SAWP ‘a really good program’ that ‘works for both sides,’ Ken Forth says
OTTAWA — Disgruntled foreign farm workers are seeking $500 million in damages from the federal government because they can’t collect Employment Insurance and are “tied” to the individual farms that bring them to Canada.
Plaintiffs in the proposed class action lawsuit complain that they are ineligible for EI, despite paying into the system, and — more controversially — they allege that Canada’s farm-specific work permits are “motivated by overtly racist policy objectives” underlying the 58-year-old Seasonal Agricultural Workers Program (SAWP), according to the recent statement of claim filed in Ontario Superior Court on behalf of all program participants over the last 15 years.
Farm workers allowed into the country prior to the program’s 1966 introduction were free to work where they wanted because those workers were European, according to the claim filed by the two primary claimants’ lawyers at Goldblatt Associates. “With the advent of the SAWP, Black and Indo Caribbean farmworkers were finally admitted to Canada, but were subjected to restrictive conditions of employment, including tied employment (and forced residency at their employer’s premises).”
Beyond the racism charge, the damage figure is largely based on $472 million in EI contributions collected from the involved workers and their employers since 2008.
Ken Forth, a southwestern Ontario broccoli producer and former chair of the Labour Section of the Ontario Fruit and Vegetable Growers’ Association, dismissed the latest bout of bad press triggered by critics of the SAWP.
“It’s a really good program. There’s nothing sinister going on. The majority are good people on all sides that make this thing work,” Forth told Farmers Forum.
Forth conceded that foreign farm workers can’t get EI once they return to their home countries at the end of the season, though there are circumstances where they can and do collect while still in Canada. He raised the example of a worker who suddenly comes down with a sickness or health condition that prevents them from working during the season.
He agreed a potential compromise would be to exempt foreign farmworkers and their employers from EI deductions. But he doubted the government would ever agree to that potentially complicated tax change. “I would be terribly afraid to ask (for such an exemption),” he added, “because if you ask, they might say the easy thing to do is cancel the (SAWP) program altogether.”
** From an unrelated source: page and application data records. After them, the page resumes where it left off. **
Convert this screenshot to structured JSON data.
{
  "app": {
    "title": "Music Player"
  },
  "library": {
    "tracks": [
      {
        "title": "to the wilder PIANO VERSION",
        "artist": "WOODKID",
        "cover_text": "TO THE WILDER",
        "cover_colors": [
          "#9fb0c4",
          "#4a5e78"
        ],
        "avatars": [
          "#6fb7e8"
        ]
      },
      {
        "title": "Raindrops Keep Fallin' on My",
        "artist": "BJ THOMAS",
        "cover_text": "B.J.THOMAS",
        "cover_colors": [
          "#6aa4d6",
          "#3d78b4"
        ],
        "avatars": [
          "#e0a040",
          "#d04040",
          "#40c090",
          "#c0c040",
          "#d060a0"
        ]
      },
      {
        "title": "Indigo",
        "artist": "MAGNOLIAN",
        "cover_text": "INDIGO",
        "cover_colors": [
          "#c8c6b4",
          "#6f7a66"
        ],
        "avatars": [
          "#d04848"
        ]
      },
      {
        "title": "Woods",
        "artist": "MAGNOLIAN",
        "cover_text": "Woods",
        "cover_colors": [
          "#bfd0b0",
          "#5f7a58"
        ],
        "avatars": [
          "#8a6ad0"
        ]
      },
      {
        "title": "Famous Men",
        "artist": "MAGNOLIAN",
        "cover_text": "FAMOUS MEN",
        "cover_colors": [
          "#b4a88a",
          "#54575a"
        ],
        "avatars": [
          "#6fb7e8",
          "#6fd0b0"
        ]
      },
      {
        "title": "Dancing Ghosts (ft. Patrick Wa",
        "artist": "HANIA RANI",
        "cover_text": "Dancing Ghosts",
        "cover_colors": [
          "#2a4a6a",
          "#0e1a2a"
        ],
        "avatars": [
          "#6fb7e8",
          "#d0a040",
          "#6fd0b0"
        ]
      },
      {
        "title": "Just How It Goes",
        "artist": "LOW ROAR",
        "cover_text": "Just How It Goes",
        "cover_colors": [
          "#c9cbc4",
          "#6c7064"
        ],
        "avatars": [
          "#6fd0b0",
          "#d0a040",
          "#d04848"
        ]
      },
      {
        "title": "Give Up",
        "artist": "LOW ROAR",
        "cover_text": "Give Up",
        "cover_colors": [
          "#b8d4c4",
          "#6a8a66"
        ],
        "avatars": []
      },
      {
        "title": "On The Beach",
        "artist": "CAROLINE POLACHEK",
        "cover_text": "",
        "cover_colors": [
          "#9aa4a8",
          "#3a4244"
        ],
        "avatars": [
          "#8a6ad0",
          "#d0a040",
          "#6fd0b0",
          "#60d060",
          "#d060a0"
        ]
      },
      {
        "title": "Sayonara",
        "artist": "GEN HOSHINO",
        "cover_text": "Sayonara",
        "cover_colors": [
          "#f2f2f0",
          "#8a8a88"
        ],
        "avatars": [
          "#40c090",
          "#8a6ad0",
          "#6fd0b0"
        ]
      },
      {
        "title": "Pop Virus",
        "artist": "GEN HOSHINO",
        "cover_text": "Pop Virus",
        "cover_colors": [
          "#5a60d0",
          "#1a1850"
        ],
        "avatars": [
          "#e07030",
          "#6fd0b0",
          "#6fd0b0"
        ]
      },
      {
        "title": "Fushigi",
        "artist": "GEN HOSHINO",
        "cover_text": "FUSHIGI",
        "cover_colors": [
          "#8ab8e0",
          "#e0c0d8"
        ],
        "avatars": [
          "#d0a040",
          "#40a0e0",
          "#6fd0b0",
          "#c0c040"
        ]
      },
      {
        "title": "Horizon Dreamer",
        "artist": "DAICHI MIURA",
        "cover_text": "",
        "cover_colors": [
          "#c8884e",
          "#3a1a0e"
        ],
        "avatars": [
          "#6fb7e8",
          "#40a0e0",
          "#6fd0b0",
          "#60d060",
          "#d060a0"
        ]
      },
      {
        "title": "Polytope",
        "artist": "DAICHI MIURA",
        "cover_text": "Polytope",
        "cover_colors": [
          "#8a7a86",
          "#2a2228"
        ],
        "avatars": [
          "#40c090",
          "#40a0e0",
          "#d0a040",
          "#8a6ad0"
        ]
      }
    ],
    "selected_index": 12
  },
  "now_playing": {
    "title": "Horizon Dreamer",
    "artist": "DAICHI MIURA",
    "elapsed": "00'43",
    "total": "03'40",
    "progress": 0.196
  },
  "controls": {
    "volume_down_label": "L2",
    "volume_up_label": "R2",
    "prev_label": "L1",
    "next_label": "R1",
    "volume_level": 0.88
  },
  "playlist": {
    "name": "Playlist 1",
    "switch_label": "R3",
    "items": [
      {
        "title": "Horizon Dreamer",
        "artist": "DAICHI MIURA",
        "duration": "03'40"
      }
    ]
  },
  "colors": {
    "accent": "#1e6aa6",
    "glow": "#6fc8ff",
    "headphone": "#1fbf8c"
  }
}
Forth also pointed out that there are residents of Canada who pay into EI but are ineligible to collect when others can. They may live in a region with a higher minimum number of work hours to qualify for EI because of a lower unemployment rate.
He wondered what the farm workers are being told about how the EI system actually works in Canada. “Are they saying they should be able to get EI until the following summer when they go back to work again? That’s not the way the system works. You don’t collect EI for the rest of your life.”
As for the reputed unfairness of having to work on a particular farm, Forth explained that it’s a contractual agreement benefiting the worker and farmer alike. The worker gets the security of guaranteed hours per week and usually wants the longest contract period possible — about 8 months — permitted under the program. The farmer — who pays to transport and house the workers — benefits from a stable workforce. “You can understand what would happen if we had people coming and going at our farms all the time, where we had 20 people show up today and two people tomorrow,” he said.
“The farmer needs some reassurance that he’s not going to spend $1 million to plant a crop and then have everybody evacuate,” he said. “What do these people want? The ability to work at General Motors for $40 per hour?”
Workers who find themselves in the rare circumstance of being abused at a farm “are under no obligation to stay there,” Forth added. They can be moved to another farm if they complain to their home country’s liaison service or consulate, he said.
Workers would have no security without the seasonal contracts offered through SAWP, he added. Farmers could fire them at will, or a worker lured away to another farm might find out “the grass ain’t so green on the other side” after a couple of weeks. “Then where are they? They’ve left their first employer, and now their second employer has promised something that isn’t true, and they’re sitting here in a foreign country.”
Previous generations of farm workers did come to Canada from Europe, but they arrived as immigrants after the Second World War, not temporary workers under contract, he said, dismissing the effort to draw a race-based distinction.
However, he suggested that SAWP participants should be granted an expedited opportunity to immigrate to Canada after several years of seasonal farm labour. “Those people would make damned good Canadians because they’ve got the willingness to work” and are familiar with Canada, he said. In Forth’s estimation, they should “go to the top” of Canada’s lengthy immigration queue if they apply after, say, five years in the program.